Community Blood Services is urging community members to donate blood and help replenish the blood supply after last week’s snowstorm closed the doors of its donor centers and canceled mobile blood drives.

"We’re particularly concerned because there may be more snow later this week that could keep donors inside, further depleting our blood supply," said Patrice Foresman, director of recruitment at Community Blood Services.

"We are asking all eligible donors to please come out during the next few days to donate blood and platelets and give the gift of life to patients in our community hospitals," Foresman said. An increase in donations will ensure the blood is available when needed by patients in our community hospitals, she added.

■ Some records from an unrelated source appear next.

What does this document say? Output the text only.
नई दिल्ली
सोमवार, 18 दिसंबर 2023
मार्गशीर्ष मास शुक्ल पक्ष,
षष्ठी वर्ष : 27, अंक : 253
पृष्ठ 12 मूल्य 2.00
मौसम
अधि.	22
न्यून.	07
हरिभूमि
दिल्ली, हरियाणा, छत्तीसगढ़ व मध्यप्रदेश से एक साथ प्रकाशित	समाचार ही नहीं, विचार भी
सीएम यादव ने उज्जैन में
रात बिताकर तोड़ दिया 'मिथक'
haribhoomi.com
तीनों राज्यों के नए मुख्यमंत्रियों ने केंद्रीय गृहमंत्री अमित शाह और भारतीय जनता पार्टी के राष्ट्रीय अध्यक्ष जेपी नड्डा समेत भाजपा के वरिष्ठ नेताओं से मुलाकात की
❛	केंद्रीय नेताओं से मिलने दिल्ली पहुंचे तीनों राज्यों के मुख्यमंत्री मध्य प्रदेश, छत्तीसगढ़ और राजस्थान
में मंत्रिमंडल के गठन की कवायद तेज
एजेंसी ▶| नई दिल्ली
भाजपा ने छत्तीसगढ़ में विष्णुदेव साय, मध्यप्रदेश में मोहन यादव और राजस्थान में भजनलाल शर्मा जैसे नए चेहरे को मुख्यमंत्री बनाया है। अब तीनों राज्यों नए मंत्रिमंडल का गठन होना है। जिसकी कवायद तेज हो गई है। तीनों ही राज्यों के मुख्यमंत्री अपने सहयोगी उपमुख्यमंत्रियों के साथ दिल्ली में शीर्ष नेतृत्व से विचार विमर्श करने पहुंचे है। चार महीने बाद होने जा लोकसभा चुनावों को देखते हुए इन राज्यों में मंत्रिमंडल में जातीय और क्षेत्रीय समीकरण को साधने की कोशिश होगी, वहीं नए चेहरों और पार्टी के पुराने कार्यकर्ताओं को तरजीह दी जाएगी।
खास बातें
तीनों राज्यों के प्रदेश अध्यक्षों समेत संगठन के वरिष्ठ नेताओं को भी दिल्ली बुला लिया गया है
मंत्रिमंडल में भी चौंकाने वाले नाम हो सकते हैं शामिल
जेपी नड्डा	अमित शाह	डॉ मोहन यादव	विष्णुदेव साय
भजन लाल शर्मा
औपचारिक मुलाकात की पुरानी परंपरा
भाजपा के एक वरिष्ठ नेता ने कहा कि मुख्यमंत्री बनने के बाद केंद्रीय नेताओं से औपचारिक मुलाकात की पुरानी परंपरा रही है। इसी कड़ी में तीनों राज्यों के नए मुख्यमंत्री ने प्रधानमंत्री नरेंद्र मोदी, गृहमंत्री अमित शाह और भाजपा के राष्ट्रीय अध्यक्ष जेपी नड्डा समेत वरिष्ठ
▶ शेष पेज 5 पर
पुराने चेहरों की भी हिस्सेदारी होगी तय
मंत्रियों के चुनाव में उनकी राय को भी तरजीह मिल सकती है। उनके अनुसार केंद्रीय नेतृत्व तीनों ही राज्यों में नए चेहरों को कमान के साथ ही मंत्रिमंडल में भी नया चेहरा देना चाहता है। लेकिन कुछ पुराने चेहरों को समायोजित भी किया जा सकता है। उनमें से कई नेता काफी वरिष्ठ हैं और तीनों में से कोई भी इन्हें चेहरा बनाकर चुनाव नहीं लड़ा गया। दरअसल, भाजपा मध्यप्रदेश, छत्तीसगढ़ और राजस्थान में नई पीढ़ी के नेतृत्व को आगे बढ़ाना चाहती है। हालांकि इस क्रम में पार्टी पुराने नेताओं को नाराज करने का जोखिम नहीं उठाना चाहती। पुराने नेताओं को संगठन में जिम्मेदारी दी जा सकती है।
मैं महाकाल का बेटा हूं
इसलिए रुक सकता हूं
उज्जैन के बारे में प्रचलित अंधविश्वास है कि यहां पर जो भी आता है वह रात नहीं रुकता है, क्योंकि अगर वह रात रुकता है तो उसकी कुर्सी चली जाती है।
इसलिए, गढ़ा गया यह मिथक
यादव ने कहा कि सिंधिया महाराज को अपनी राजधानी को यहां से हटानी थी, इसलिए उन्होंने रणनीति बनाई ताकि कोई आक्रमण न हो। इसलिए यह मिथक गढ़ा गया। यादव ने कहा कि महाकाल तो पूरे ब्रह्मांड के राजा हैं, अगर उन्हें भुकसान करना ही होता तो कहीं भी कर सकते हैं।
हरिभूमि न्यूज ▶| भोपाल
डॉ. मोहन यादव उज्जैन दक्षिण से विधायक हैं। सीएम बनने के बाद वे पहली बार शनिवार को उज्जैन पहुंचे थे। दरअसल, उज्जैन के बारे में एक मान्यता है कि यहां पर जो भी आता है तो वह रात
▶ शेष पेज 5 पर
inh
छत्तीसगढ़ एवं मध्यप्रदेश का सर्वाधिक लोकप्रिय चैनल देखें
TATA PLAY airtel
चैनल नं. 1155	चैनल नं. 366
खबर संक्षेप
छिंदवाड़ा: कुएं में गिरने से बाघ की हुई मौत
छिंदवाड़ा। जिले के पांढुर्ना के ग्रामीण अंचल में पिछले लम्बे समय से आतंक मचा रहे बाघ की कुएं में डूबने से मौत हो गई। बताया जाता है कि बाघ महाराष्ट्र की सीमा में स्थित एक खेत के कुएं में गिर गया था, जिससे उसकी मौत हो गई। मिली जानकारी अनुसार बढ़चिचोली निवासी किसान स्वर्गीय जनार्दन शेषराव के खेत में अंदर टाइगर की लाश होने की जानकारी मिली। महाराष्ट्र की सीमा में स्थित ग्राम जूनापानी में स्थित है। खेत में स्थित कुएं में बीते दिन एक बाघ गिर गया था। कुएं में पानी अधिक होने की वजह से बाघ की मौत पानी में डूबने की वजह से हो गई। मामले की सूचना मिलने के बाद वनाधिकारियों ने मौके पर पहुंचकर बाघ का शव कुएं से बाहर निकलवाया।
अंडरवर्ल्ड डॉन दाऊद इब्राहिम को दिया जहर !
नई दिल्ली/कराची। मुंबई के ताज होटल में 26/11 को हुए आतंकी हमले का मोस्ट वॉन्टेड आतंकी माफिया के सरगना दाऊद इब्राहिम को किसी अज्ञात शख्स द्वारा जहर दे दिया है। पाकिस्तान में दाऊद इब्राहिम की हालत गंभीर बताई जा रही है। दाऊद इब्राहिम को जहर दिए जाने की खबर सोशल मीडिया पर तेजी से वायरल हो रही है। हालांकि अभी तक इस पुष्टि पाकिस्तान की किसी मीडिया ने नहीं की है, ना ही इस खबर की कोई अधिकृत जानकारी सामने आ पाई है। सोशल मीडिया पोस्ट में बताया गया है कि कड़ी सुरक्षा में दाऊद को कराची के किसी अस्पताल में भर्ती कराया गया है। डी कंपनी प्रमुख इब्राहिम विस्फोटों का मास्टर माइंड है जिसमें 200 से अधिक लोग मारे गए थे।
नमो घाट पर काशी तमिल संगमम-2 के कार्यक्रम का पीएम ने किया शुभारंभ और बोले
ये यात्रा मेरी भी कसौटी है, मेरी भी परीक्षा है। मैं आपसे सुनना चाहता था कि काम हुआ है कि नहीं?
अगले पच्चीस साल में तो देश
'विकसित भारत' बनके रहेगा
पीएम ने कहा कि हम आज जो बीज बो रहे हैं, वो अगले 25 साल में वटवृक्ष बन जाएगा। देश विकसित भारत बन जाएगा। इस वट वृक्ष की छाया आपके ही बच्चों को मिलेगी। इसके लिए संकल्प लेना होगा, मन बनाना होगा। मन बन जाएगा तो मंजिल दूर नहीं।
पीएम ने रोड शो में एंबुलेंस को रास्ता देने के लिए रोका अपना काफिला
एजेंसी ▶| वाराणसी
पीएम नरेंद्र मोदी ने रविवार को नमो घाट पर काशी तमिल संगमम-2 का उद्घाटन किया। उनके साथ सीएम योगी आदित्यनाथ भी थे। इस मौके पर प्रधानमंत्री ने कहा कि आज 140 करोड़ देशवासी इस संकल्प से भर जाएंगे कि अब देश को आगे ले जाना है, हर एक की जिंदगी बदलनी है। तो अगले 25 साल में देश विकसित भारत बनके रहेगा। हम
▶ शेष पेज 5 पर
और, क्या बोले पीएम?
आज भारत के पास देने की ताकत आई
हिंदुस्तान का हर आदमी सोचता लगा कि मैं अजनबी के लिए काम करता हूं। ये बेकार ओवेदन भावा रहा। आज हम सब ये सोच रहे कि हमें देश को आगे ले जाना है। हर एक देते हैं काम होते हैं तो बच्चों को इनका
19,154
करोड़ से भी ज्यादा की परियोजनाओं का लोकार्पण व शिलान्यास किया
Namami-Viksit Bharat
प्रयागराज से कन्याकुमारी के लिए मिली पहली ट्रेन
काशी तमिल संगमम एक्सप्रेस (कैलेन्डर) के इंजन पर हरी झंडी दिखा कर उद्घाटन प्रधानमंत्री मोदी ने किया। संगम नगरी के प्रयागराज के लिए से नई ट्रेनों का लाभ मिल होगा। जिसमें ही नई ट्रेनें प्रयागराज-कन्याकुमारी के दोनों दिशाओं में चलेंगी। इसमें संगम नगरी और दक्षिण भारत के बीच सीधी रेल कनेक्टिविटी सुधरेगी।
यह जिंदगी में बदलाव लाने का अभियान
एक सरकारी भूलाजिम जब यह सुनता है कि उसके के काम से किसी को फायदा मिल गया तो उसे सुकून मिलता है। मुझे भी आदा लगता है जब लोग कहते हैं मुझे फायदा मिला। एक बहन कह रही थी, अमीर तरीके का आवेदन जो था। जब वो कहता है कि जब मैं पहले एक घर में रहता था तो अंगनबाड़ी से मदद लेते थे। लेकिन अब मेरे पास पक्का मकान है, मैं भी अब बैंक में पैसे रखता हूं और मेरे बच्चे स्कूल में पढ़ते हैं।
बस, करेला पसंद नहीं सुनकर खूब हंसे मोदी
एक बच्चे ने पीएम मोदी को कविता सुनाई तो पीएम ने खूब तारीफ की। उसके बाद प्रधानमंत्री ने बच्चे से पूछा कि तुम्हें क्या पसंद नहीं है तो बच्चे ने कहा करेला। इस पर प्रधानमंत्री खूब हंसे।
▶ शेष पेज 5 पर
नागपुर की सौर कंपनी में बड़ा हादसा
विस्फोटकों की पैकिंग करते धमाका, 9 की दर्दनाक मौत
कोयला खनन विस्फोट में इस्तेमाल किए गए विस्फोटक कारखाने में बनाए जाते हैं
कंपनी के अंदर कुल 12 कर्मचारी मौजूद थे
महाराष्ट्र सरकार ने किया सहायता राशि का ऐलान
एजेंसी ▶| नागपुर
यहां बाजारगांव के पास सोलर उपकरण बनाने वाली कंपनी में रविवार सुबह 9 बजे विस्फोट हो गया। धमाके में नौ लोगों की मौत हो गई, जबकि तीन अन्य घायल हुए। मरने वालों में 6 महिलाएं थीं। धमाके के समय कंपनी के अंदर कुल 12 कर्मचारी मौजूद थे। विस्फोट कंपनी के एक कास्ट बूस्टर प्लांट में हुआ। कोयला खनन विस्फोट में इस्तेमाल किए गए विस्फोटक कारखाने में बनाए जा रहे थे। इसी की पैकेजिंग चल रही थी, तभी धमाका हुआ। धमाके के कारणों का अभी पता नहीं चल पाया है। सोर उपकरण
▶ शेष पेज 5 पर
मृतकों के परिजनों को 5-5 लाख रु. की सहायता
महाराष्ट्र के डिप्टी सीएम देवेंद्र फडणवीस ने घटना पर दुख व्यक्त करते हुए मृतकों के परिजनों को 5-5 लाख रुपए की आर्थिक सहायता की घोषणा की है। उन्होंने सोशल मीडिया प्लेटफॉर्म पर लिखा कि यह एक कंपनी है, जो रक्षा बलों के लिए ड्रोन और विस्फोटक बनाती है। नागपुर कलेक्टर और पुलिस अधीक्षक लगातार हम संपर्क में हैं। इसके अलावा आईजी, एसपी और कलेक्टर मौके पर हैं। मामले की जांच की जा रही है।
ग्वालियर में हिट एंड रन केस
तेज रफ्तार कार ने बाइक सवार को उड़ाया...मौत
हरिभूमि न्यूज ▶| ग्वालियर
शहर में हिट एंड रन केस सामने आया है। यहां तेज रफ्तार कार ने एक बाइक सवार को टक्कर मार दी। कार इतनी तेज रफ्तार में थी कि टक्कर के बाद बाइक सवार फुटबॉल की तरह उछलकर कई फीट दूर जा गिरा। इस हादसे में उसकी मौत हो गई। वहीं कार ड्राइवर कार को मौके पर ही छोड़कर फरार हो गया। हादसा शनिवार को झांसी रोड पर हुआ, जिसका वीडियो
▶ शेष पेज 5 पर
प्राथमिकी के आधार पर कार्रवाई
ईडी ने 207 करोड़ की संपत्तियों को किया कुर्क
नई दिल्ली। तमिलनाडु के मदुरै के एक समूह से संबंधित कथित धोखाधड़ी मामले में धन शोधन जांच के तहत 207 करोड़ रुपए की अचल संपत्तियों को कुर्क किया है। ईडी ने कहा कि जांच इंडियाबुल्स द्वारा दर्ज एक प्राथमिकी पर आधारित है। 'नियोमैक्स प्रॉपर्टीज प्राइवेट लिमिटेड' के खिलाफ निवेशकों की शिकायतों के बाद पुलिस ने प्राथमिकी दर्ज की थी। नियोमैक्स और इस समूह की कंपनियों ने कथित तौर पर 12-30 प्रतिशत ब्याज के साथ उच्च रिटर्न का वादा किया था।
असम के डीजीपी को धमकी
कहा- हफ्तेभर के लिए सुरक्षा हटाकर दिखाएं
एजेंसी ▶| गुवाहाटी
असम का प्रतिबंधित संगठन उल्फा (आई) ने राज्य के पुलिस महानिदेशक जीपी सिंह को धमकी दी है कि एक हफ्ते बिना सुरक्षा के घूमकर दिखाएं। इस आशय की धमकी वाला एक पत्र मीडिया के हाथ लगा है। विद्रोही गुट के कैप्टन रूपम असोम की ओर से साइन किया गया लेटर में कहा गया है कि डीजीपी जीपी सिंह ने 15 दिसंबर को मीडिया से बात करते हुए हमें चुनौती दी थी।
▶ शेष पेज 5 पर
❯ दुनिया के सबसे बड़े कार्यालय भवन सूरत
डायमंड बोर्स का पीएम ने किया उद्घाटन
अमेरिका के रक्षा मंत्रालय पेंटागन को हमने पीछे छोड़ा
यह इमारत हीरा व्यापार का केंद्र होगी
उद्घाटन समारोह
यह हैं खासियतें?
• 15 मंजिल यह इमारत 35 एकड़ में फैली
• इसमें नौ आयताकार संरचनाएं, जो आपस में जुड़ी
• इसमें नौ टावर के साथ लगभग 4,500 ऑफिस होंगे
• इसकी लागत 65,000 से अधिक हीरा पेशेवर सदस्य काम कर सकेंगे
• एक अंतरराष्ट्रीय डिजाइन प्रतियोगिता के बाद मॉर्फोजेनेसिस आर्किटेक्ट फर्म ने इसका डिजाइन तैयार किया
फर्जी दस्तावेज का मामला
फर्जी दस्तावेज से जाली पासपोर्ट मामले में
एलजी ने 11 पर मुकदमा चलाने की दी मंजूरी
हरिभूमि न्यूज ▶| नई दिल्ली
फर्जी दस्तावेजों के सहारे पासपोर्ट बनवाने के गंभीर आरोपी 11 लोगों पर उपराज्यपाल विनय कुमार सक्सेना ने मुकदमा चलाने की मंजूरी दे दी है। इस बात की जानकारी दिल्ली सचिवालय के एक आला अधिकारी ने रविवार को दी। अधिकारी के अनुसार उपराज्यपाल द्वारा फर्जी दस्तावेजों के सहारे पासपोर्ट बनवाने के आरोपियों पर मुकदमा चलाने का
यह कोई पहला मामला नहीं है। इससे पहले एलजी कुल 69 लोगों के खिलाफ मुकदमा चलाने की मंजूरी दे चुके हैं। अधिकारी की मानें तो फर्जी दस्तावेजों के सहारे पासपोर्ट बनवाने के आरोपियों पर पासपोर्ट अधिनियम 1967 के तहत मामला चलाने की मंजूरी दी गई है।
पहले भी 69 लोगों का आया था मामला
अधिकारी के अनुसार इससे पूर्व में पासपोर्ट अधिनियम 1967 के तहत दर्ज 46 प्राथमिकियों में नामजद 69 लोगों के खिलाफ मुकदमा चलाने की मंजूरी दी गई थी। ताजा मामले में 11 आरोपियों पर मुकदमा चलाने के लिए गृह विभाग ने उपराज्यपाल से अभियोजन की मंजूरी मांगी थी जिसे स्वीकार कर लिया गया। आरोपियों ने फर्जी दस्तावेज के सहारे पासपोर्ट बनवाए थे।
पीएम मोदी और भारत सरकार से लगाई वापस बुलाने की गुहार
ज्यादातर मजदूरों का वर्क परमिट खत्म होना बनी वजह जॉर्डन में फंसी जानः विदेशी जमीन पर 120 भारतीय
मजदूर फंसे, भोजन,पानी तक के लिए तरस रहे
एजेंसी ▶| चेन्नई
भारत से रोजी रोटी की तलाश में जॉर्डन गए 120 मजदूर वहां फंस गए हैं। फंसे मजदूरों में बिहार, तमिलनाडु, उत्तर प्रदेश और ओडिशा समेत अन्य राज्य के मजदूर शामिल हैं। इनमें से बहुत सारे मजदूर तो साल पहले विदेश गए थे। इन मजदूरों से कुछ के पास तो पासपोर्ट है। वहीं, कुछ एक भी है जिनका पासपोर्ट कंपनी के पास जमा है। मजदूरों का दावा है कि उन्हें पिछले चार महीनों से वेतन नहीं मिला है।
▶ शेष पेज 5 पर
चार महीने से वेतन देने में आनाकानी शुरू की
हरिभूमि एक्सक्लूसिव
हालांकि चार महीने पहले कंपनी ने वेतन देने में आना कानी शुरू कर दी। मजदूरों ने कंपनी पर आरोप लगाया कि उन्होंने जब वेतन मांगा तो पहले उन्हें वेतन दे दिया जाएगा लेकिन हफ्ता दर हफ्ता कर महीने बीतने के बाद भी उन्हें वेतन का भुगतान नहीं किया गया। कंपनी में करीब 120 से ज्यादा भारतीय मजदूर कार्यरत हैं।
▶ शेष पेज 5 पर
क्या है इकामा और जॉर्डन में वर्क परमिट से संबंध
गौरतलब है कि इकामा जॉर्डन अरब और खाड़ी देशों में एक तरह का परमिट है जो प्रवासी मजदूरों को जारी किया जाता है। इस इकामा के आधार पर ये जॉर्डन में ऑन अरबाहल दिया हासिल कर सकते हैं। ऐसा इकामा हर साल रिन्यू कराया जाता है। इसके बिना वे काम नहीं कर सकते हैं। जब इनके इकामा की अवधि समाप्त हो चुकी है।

Every donor will receive a complimentary Shop Rite gift card as a thank you for their lifesaving donations when they donate through Monday, January 10th at various New Jersey and New York donor centers.

Donors can call toll-free 866-228-1500 or click here to find out where and when they can donate or to schedule their appointments, or click here to schedule an appointment online. Walk-ins are also welcome for blood donations but appointments are needed to donate platelets, which are needed to treat cancer and other seriously ill patients.

"This time of year, the blood supply traditionally dips to significantly lower levels because of stormy weather and vacations," Foresman noted. "Blood donors are the heroes who give life to others in need."

All blood types are needed to meet the needs of patients in the more than 30 hospitals we serve in New Jersey and New York, especially Types O negative and O positive. Type O is the universal blood type and can be transfused in the event of an emergency. Platelet donations also are critically needed, especially during the first few days of the week, to meet hospital needs.

"Blood has a limited shelf life, and must constantly be replenished," Foresman explained, noting collections drop off during the winter months, often because people don’t want to come out in cold or snowy weather or are ill . She said about 250 pints of blood must be collected each day to meet the needs of hospital patients.

Whole blood donors must be 17-75 years old (16 with parental permission) and weigh at least 110 pounds. Donors also receive complimentary health screenings, including non-fasting cholesterol and glucose screenings.

"Taking an hour out of your day to give blood means you could help a cancer or pediatric patient, or an accident victim," Foresman said. "Won’t you please come donate and make a difference in someone’s life today?